Thyroid USG combined with FNA cytology plays an important role in the preoperative diagnosis and classification of thyroid nodules. It was reported in a study by Adamczewski et al. that classification of a patient in line with the presence of different ultrasound patterns as low, moderate and high risk combined with FNA cytology findings allows optimal clinical decisions regarding treatment strategies [18]. On the other hand, US-guided FNA cytology should be performed in each suspicious cancer case regardless of the nodule size. In a study by Marrazo et al., it was reported that thyroid FNA has a false positive rate of 0.5%, false negative rate of 1%, sensitivity of 94.7%, specificity of 98.4% and accuracy of 99% [19]. However, these rates may vary from one healthcare center to another.

BETHESDA (BSRTC) classification system was introduced in 2007 in order to standardize the terminology used in reporting of thyroid biopsy findings [20]. BSRTC is the standard reporting system for biopsy results that avoids unnecessary surgeries and assists selection of appropriate surgical procedures for patients with thyroid cancer [21]. According to the six criteria of BEDHESTA, the risk of malignancy increases as the categorical number increases. In our study, the most common BETHESDA category was II (82.29%) followed by V (10.57%), IV (5.43%), VI (1.43%) and III (0.29%). Similar to our study, in the study of Periakaruppan et al. BETHESDA II was the most common cytologic category of thyroid nodules, accounting for 82.15% [3]. On the other hand, there are studies reporting much lower rates for BETHESDA II category.
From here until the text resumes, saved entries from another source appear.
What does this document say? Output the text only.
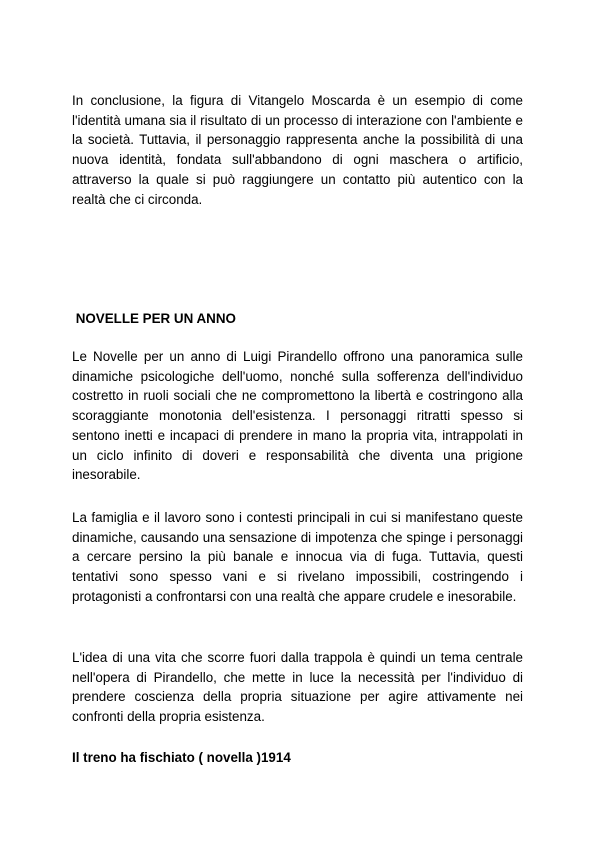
In conclusione, la figura di Vitangelo Moscarda è un esempio di come l'identità umana sia il risultato di un processo di interazione con l'ambiente e la società. Tuttavia, il personaggio rappresenta anche la possibilità di una nuova identità, fondata sull'abbandono di ogni maschera o artificio, attraverso la quale si può raggiungere un contatto più autentico con la realtà che ci circonda.

NOVELLE PER UN ANNO

Le Novelle per un anno di Luigi Pirandello offrono una panoramica sulle dinamiche psicologiche dell'uomo, nonché sulla sofferenza dell'individuo costretto in ruoli sociali che ne compromettono la libertà e costringono alla scoraggiante monotonia dell'esistenza. I personaggi ritratti spesso si sentono inetti e incapaci di prendere in mano la propria vita, intrappolati in un ciclo infinito di doveri e responsabilità che diventa una prigione inesorabile.

La famiglia e il lavoro sono i contesti principali in cui si manifestano queste dinamiche, causando una sensazione di impotenza che spinge i personaggi a cercare persino la più banale e innocua via di fuga. Tuttavia, questi tentativi sono spesso vani e si rivelano impossibili, costringendo i protagonisti a confrontarsi con una realtà che appare crudele e inesorabile.

L'idea di una vita che scorre fuori dalla trappola è quindi un tema centrale nell'opera di Pirandello, che mette in luce la necessità per l'individuo di prendere coscienza della propria situazione per agire attivamente nei confronti della propria esistenza.

Il treno ha fischiato ( novella )1914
For example, the rate of this category was reported as 36.11% by Uricoechea et al. and 9.09% by Yilmaz and Bolukbasi [10, 14]. As mentioned before, we believe that different results among the studies might be attributed to the inclusion and exclusion criteria and subjective nature of evaluations, highly dependent on the individual who performs FNA.

In our study, there was a general concordance between TIRADS and BETHESDA categories. The higher concordance was found among the higher-risk categories (TR4 and BETHESDA IV), which was consistent with the literature [10]. However, the number of patients in these categories was low, making an exact comparison difficult. In addition, studies have used different subtypes and modifications of TIRADS scores, again making a healthy comparison challenging [8, 21].

Study limitations

The main limitation of this study was its retrospective nature and being executed in a single center. A more detailed statistical analysis could be carried out. Finally, TIRADS scores based on ultrasound examination and BETHESDA scores obtained from FNA cytology are highly operator dependent and might be influenced by patients’ cooperation. However, the number of our study is higher compared to numerous studies, as a strong aspect of the present study.

Conclusion

There is a general concordance between TIRADS and BETHESDA categories in terms of the risk of malignancy. Combined use of these two scoring systems seems to provide the most accurate results for the diagnosis of thyroid nodules and for distinguishing benign and malignant nodules in order to make an accurate decision in patients with thyroid carcinoma. However, since these two systems are relatively new, further more comprehensive studies are needed for refinement of these systems to especially increase their specificity values. Yet, these two categorical systems can be efficiently used for preoperative diagnosis of thyroid carcinoma.